- Directed by: Mario Soldati
- Written by: Noel Langley Mario Monicelli Steno Mario Soldati
- Based on: play by Peppino De Filippo
- Produced by: Colin Lesslie Carlo Ponti John Sutro
- Starring: Jean Kent Robert Beatty Gordon Harker Margaret Rutherford Rona Anderson
- Cinematography: Mario Bava
- Edited by: Douglas Robertson
- Music by: Nino Rota
- Production company: Lux Film
- Distributed by: Renown Pictures Lux Film
- Release date: September 1950;
- Running time: 79 minutes
- Countries: United Kingdom Italy
- Language: English

= Her Favourite Husband =

1950 film by Mario Soldati

Her Favourite Husband (also known as The Taming of Dorothy and Quel bandito sono io) is a 1950 British-Italian comedy film directed by Mario Soldati and starring Jean Kent, Robert Beatty and Margaret Rutherford.
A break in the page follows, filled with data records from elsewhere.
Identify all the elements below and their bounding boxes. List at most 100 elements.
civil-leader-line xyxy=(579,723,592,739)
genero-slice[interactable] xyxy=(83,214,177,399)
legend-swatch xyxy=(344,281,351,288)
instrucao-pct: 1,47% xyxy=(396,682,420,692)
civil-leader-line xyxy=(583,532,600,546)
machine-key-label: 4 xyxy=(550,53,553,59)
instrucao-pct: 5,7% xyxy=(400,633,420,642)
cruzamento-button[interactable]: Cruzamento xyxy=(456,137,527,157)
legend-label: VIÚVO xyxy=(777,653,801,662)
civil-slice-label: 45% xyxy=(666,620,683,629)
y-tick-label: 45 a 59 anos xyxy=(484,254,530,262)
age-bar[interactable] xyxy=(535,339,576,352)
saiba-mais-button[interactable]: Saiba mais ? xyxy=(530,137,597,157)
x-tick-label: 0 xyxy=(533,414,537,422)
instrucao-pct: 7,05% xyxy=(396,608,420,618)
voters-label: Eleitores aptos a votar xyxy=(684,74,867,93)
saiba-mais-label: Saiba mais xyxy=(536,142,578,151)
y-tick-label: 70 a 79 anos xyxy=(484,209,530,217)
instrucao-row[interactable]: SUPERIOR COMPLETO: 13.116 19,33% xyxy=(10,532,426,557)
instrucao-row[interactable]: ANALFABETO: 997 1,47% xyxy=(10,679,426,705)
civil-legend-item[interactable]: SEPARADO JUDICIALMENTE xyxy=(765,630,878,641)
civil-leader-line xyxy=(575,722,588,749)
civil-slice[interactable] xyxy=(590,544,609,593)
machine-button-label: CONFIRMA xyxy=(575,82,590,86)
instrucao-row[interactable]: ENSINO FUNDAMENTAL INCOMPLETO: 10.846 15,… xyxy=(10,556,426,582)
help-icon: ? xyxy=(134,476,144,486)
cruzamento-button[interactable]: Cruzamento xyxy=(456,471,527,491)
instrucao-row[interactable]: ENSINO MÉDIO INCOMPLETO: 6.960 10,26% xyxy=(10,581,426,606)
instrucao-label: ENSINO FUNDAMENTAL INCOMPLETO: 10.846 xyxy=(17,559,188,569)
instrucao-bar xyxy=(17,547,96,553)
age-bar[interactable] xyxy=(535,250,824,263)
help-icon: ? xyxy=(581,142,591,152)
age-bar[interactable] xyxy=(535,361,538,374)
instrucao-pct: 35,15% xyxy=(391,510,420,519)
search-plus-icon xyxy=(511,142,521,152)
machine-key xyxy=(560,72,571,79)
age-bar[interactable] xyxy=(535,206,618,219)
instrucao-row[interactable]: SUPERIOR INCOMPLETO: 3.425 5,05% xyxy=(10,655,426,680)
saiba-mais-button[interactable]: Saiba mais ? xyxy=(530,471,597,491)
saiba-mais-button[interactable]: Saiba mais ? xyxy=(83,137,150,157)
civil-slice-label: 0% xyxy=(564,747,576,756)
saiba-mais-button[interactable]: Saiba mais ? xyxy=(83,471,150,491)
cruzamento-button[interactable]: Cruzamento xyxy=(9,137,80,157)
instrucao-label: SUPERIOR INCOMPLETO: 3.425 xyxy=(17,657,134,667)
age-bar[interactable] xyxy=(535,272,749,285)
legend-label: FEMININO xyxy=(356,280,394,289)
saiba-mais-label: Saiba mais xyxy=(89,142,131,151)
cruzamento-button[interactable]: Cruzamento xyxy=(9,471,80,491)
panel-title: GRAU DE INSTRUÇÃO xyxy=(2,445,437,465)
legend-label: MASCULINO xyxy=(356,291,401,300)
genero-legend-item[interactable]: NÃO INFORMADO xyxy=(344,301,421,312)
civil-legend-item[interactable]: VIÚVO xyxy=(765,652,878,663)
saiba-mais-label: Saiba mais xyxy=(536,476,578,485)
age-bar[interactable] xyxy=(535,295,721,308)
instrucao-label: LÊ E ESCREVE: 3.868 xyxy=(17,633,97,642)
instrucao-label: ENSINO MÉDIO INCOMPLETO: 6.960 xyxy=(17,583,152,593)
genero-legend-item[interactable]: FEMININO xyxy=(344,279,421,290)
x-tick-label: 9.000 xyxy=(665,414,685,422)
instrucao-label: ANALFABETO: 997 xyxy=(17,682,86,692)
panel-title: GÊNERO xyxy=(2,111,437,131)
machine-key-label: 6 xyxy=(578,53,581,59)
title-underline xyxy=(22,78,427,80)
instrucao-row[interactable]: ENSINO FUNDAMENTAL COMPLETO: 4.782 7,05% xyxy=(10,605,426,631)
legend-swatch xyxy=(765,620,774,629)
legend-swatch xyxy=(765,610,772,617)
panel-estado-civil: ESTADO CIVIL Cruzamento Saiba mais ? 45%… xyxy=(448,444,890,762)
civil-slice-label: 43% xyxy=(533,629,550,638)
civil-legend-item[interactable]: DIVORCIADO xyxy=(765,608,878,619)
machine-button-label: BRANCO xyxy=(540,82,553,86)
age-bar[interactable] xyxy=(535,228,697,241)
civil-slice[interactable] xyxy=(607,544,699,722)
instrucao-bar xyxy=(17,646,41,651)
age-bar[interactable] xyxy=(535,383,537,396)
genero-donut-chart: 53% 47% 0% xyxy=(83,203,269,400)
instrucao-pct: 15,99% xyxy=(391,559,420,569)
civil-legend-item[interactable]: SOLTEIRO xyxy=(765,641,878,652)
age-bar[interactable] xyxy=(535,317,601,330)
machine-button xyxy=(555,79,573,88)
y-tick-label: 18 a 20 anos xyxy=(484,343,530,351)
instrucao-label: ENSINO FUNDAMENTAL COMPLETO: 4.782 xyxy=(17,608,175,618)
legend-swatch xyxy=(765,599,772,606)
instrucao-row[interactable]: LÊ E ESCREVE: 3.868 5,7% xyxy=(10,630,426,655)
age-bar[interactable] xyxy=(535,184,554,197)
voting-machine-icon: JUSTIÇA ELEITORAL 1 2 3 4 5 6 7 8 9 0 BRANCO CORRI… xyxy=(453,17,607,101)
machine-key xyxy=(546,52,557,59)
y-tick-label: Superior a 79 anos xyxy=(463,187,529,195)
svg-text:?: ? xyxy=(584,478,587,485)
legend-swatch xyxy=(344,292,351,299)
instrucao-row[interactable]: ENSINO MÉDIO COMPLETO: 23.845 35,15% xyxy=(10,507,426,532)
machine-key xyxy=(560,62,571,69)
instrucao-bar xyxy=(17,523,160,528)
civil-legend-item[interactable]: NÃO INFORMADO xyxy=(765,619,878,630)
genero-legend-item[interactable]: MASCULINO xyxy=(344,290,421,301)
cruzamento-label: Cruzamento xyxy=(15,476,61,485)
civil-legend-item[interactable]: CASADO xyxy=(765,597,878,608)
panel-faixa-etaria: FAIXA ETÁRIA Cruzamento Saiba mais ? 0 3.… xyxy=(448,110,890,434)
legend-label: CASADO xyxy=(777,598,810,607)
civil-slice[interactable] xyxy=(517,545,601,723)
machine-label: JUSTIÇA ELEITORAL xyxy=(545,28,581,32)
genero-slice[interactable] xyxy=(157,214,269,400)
The screenplay was by Noel Langley, based on an adaptation by Stefano Vanzina (as Steno), Mario Monicelli and Soldati of the 1947 play Quel bandito sono io! by Peppino De Filippo. The film's art direction was by Piero Gherardi.

==Plot==

Mild mannered Italian bank clerk Antonio, dominated by his English wife Dorothy, is the double of Leo L'Americano, a local gangster. The gangster kidnaps Antonio and takes his place as husband in the family, to give him cover for a big bank robbery, which he plans to pin on Antonio. Farcical confusions ensue.

==Cast==
- Jean Kent as Dorothy Pellegrini
- Robert Beatty as Antonio Pellegrini
- Gordon Harker as Godfrey Dotherington
- Margaret Rutherford as Mrs. Dotherington
- Rona Anderson as Stellina
- Walter Crisham as Caradiotto
- Max Adrian as Catoni
- Tamara Lees as Rosana
- Michael Balfour as Pete
- Jack McNaughton as El Greco
- Norman Shelley as Mr. Dobson
- Danny Green as Angel Face
- Joss Ambler as Mr. Wilson
- Mary Hinton as Mrs. Wilson
- Peter Illing as Commissario Scaletti
- Jimmy Ventola as Ciocio Pellegrini
- Andreas Malandrinos as customs officer

==Critical reception==
The Monthly Film Bulletin wrote: "Gangster comedy which suffers from a profusion of English actors posing unsuccessfully as comic Italians, and from direction based on the principle that noise and muddle on the screen amounts to comedy. The whole effect is that of a charade which has got completely out of hand."

In British Sound Films: The Studio Years 1928–1959 David Quinlan rated the film as "mediocre", writing: "Film mistakes noise and muddle for comedy."

Leslie Halliwell said: "Rather tiresome Italian-set comedy with funny moments."

TV Guide wrote, "corny dialog bogs this film down much of the time."

Allmovie described it as "a genial romp distinguished by a sizeable supporting cast of familiar British players."